Researchers at universities across the country, including UCSB professors Kwang-Ting Tim Cheng and Malgorzata Marek-Sadoska, are developing tools to make designing and testing integrated circuits easier.
An integrated circuit is a series of semiconductors on a chip, each of which contains instructions for the computer in which it is placed. Having more complex circuits with larger numbers of transistors makes it possible to design faster computers, capable of carrying out more instructions at once.
Launched two years ago, the nationwide research effort achieved its original goal of creating a complex integrated circuit. It has now turned its attention to a bigger problem. The largest obstacle to creating integrated circuits in the semiconductor field is design productivity, Cheng said.
“There’s probably more than a hundred million transistors in a chip the size of a fingernail. Manufacturing technology allows us to integrate that many transistors within a single chip,” he said. “Manufacturing is still challenging, but the challenge is not as big as the design itself.”
The design of an integrated circuit needs to be completed before manufacturing can begin – a task that sometimes takes over 800 people to complete.
“The design itself needs to be done very quickly because you are waiting to take your plan to the market,” Cheng said. “Likely, the chip will take 12 to 18 months just to design. This translates to loss of money and loss of market.”
With the development of new technology and design methods, this phase can be cut to three months and require far fewer designers, Cheng said.
The new methods could fundamentally change how an integrated circuit is designed. The main idea is to automate a large portion of the process by creating an interface that will construct a design with less input from the designer than previously required.

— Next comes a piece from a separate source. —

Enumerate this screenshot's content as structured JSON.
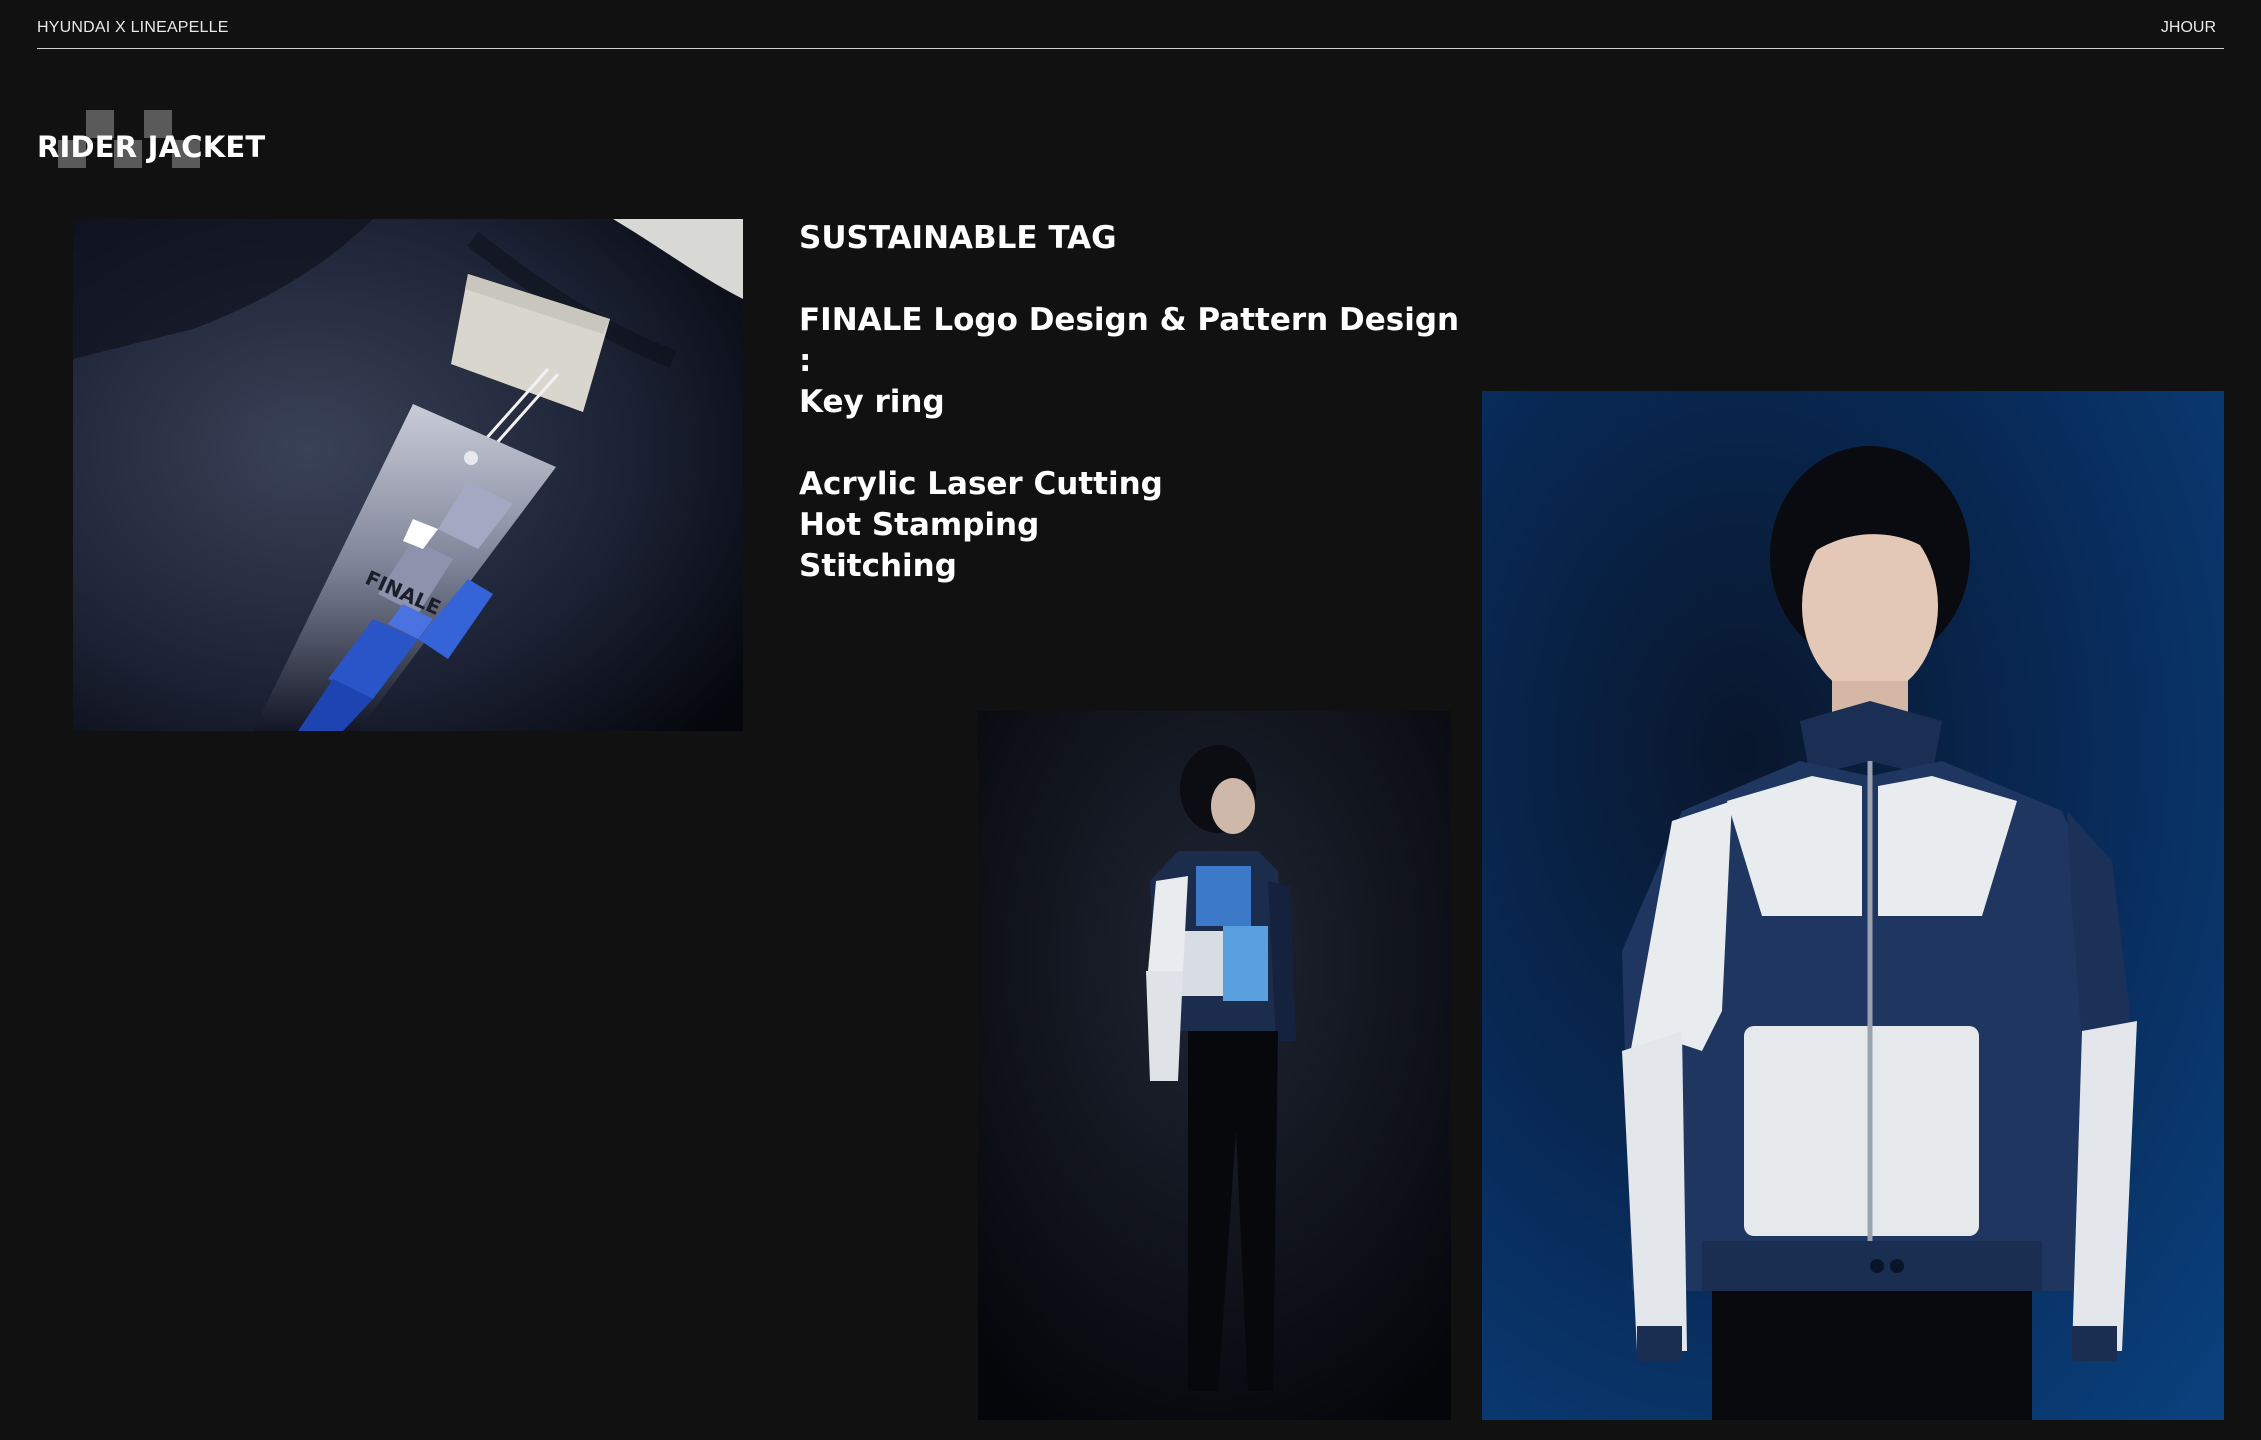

“The designers won’t have to deal with millions of transistors,” Cheng said. “Instead, they use a small number of these high-level objects and have the tools and methodologies automatically translated to a large number of transistors.”
The UCSB research center is also focusing on testing chips.
“The manufacturing process is so complicated and it is not perfect,” Cheng said. “Determining whether [a chip] is good or bad is complicated. Just like driving a car; you test drive it for 20 minutes, it’s working fine. That doesn’t mean it will work well for years. The manufacturers have to make sure it’s working fine because they offer a three-year warranty.”
By automating portions of the design process, researchers also developed a way to make testing easier.
“We design the chip so later on it’s much more readable – so we know when the chip is fabricated if it’s good or bad,” Cheng said. “This process will reduce the cost of testing and also enhance the quality and reliability of the integrated circuit.”
Because circuitry research takes place at universities across the country, communication takes time, Cheng said.
“It’s very unique, because very few centers in the nation have this kind of setup,” he said. “In the past we’ve kind of been competing with each other.”
The project’s funding has more than doubled, to $8.5 million, since its inception. Approximately 75 percent of funding comes from industry and 25 percent from the military.